Direct weight editing for persistent memory—MEMIT meets LoRA consolidation with null-space math.

Strengths

•Rigorous neuroscience grounding (complementary learning systems theory, not just RAG heuristics)
•Solves a hard constraint: identifies sharp phase transition at 13-14 facts on 8B model, not gradual decay
•Novel insight on alignment tax (RLHF suppresses injected knowledge) with measured inverse scaling across model sizes

Weaknesses

•Severe capacity ceiling (30 facts on 70B requires 4 sleep cycles; real-world workflows often need 100+)
•Requires H100s for competitive models; MacBook M3 maxes out at 15 facts with 0.60 recall

Post Description

I built a system that gives LLMs persistent memory from conversations — not through RAG or databases, but by editing the model's actual weights. The knowledge lives in the parameters. The context window is empty.

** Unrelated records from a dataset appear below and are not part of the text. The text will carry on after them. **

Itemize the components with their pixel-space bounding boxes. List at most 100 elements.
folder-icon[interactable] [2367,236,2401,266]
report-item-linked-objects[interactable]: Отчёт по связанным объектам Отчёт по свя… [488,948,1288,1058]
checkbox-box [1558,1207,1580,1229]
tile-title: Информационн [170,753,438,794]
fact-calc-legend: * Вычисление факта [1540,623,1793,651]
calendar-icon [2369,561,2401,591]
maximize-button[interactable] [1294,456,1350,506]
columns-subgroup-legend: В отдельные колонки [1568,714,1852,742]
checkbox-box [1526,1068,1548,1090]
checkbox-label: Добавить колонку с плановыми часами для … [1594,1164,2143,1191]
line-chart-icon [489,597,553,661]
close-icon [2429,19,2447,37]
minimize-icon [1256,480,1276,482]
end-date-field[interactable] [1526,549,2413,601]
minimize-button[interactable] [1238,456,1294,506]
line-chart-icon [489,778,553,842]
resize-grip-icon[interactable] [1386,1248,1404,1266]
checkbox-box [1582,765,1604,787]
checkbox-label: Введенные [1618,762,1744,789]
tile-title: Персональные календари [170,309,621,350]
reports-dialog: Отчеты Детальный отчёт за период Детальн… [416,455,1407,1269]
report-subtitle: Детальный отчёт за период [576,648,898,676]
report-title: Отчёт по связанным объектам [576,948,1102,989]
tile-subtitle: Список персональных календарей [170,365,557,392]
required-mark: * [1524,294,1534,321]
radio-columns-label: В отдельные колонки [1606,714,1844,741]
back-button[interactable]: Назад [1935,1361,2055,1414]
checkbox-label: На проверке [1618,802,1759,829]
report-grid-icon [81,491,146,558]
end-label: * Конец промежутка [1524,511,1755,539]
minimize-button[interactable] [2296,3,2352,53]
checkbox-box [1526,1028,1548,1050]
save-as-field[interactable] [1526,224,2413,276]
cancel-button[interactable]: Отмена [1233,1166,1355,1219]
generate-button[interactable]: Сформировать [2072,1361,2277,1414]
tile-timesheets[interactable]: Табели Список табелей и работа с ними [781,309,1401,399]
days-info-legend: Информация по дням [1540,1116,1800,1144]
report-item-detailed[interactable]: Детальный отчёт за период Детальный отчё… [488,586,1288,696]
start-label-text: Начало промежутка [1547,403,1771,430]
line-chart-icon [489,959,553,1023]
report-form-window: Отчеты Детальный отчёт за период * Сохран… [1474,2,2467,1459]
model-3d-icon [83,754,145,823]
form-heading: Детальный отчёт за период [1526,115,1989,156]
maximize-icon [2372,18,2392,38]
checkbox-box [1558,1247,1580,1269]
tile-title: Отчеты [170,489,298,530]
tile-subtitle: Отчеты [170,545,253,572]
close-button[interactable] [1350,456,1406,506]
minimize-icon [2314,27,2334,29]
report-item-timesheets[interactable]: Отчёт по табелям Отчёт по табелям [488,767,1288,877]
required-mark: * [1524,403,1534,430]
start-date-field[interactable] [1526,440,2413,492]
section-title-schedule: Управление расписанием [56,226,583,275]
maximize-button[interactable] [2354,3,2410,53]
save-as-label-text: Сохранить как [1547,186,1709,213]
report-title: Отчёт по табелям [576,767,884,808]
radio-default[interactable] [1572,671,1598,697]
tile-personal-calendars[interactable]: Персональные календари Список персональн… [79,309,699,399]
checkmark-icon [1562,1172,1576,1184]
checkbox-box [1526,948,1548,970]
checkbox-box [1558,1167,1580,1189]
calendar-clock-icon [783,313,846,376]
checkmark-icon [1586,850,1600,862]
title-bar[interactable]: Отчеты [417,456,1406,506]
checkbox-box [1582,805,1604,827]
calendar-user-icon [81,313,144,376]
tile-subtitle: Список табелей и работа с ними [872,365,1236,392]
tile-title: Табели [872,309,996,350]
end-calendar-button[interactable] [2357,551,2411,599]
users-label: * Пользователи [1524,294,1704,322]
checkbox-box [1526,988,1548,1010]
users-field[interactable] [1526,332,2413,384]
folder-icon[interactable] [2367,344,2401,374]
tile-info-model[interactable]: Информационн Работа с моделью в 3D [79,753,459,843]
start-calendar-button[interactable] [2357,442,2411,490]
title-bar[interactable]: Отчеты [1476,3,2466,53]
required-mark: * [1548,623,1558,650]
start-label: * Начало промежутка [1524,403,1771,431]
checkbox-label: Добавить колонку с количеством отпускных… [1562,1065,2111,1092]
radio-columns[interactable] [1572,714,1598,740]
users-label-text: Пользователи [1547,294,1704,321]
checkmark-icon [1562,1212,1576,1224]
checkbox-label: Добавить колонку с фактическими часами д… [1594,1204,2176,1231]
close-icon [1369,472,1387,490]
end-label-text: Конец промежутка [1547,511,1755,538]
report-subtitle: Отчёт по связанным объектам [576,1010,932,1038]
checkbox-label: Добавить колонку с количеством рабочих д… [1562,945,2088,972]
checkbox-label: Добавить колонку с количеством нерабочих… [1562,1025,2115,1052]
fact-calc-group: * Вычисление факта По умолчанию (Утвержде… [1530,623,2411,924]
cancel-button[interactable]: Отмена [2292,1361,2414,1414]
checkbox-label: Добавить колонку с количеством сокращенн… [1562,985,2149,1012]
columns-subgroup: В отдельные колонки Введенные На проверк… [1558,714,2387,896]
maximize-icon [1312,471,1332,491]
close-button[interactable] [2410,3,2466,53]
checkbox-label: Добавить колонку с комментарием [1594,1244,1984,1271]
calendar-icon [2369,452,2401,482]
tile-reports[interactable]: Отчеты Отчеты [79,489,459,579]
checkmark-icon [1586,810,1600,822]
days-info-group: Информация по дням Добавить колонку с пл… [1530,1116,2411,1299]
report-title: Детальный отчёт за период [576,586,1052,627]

During wake, facts from conversation are injected directly into MLP weights via MEMIT (a single forward pass, instant recall). During sleep, the system audits which memories degraded, refreshes them with null-space constraints (guaranteeing orthogonality to working memories), then progressively transfers knowledge into LoRA — like biological memory consolidation from hippocampus to neocortex.

The key problem was a hard capacity ceiling: the 8B model sustains 0.92 recall up to 13 facts, then crashes to 0.57 at fact 14 — a sharp phase transition, not gradual decay. And LoRA consolidation was blocked by what I call the "alignment tax": RLHF training fights back against injected knowledge (37% recall loss on 8B from a single LoRA pass).

The fix: per-fact graduated consolidation. Each fact independently tracks its own stage and advances only when LoRA proves it absorbed that specific fact. A dissolution schedule (1.0 → 0.5 → 0.1 → 0.0) gradually removes the MEMIT edit as LoRA takes over. And cumulative fusing — training each cycle on the already-fused model — reduces the alignment tax from catastrophic to negligible (starting loss drops 2.91 → 0.62 by cycle 2).

Results on Llama 3.1 8B (4-bit, 2×H100): - 100% advancement rate at 5/10/15/20 facts - 1.00 chat recall at all scales - MEMIT edits dissolve on schedule, making the buffer renewable - Effective lifetime capacity: unbounded

There's also a biological curiosity: individual facts consolidate at different rates. One synthetic fact ("Aria lives in Portland") is consistently the hardest across very run — some memories are just harder to absorb, same as in biological systems.

6 papers documenting the full journey from initial LoRA prototype to this result: https://doi.org/10.5281/zenodo.18779159

Built with: Python, PyTorch, PEFT, BitsAndBytes, Llama 3.1. Runs on MacBook Air (3B) or H100 (8B/70B).